Philippe Caubère se remarquait vraiment, car il prenait la lumière, il était très sportif, se donnait vraiment. Ils étaient tous extraordinaires bien sûr, d’ailleurs Clémence Massart [programmée à l’Athénée dans
L’Asticot de Shakespeare] était présente aussi, mais c’est lui qui a attiré mon attention : je l’avais vu dans d’autres spectacles, mais je ne l’avais jamais remarqué à ce point.
On se disait “mais quel comédien !”
Photo : Michèle Laurent
Notre première rencontre est intervenue à Avignon pour son Roman d’un acteur, que j’avais programmé à l’Athénée avant de le voir, car de toute façon personne ne l’avait vu : Bernard Faivre d’Arcier, le directeur du Festival d’Avignon, avait porté ce projet délirant dont on doit l’initiative au regretté Alain Crombecque, mais je ne suis pas sûr que beaucoup de directeurs l’aient suivi. Il n’y avait pas beaucoup de candidats pour programmer la totalité en effet, car il s’agissait de onze spectacles différents. J’avais vu un autre spectacle de Philippe, La Danse du Diable, et voulais le programmer, mais il m’avait répondu qu’il ne voulait plus le jouer : finalement, il l’a rejoué à l’Athénée en 2014…
Le Roman d’un acteur s’est donc joué à l’Athénée du 19 septembre au 26 novembre 1994, pour quarante-sept représentations ayant rassemblé presque 25 000 spectateurs, soit 531 personnes par soir pour un théâtre qui offre 570 places dont trente avec visibilité réduite. C’est un
succès phénoménal pour une si longue période.
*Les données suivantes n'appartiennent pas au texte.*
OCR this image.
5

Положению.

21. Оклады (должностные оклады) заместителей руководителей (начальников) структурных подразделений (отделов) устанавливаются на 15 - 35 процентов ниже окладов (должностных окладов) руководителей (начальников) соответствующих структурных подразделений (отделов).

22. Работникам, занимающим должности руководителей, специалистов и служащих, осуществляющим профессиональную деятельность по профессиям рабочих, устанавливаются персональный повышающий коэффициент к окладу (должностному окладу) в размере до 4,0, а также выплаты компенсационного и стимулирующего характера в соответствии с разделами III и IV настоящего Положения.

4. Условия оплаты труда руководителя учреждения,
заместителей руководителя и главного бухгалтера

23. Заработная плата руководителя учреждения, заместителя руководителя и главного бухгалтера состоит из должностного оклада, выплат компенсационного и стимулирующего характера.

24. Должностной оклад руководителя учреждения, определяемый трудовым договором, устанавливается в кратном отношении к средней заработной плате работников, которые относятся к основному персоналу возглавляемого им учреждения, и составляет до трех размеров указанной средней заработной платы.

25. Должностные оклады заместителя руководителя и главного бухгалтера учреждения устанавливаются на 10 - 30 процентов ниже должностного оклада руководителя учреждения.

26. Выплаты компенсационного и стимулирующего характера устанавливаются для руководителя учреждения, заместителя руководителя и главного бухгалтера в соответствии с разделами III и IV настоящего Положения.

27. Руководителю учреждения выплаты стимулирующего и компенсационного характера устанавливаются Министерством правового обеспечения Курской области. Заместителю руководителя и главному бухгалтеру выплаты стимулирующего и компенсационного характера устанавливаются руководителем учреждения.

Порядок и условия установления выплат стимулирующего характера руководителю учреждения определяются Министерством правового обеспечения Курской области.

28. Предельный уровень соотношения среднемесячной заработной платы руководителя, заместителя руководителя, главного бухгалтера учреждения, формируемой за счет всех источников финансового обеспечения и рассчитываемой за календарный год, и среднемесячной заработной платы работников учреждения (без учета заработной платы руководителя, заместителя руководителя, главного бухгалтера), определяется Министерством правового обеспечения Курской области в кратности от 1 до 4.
Mais en fait, l’histoire de Philippe Caubère avec l’Athénée a commencé lorsque sa femme et collaboratrice Véronique Coquet avait demandé à Pierre Bergé une salle où jouer (si vous n’avez pas suivi, voir épisode précédent de Dans le bureau du directeur
ici).
Le matin, on faisait le montage, et Philippe Caubère répétait l’après-midi. Comme il n’y avait pas de décor, il était possible d’enchaîner les répétitions et les représentations dans la même journée. Il fallait alors répéter l’après-midi le spectacle du lendemain, et jouer le soir le spectacle du jour. On ne parvenait pas à se souvenir de ce qu’il allait répéter, de l’heure à laquelle il arriverait, et même de ce qu’il allait jouer le soir… Comme il alternait les différentes pièces, le calendrier était difficile à mémoriser. On se demandait souvent : “qu’est-ce qu’il fait demain, déjà ?...”. Il était dans une forme éblouissante, puisqu’il travaillait 24 heures sur 24.
C’était une épreuve, une épreuve contre lui-même et pour le public.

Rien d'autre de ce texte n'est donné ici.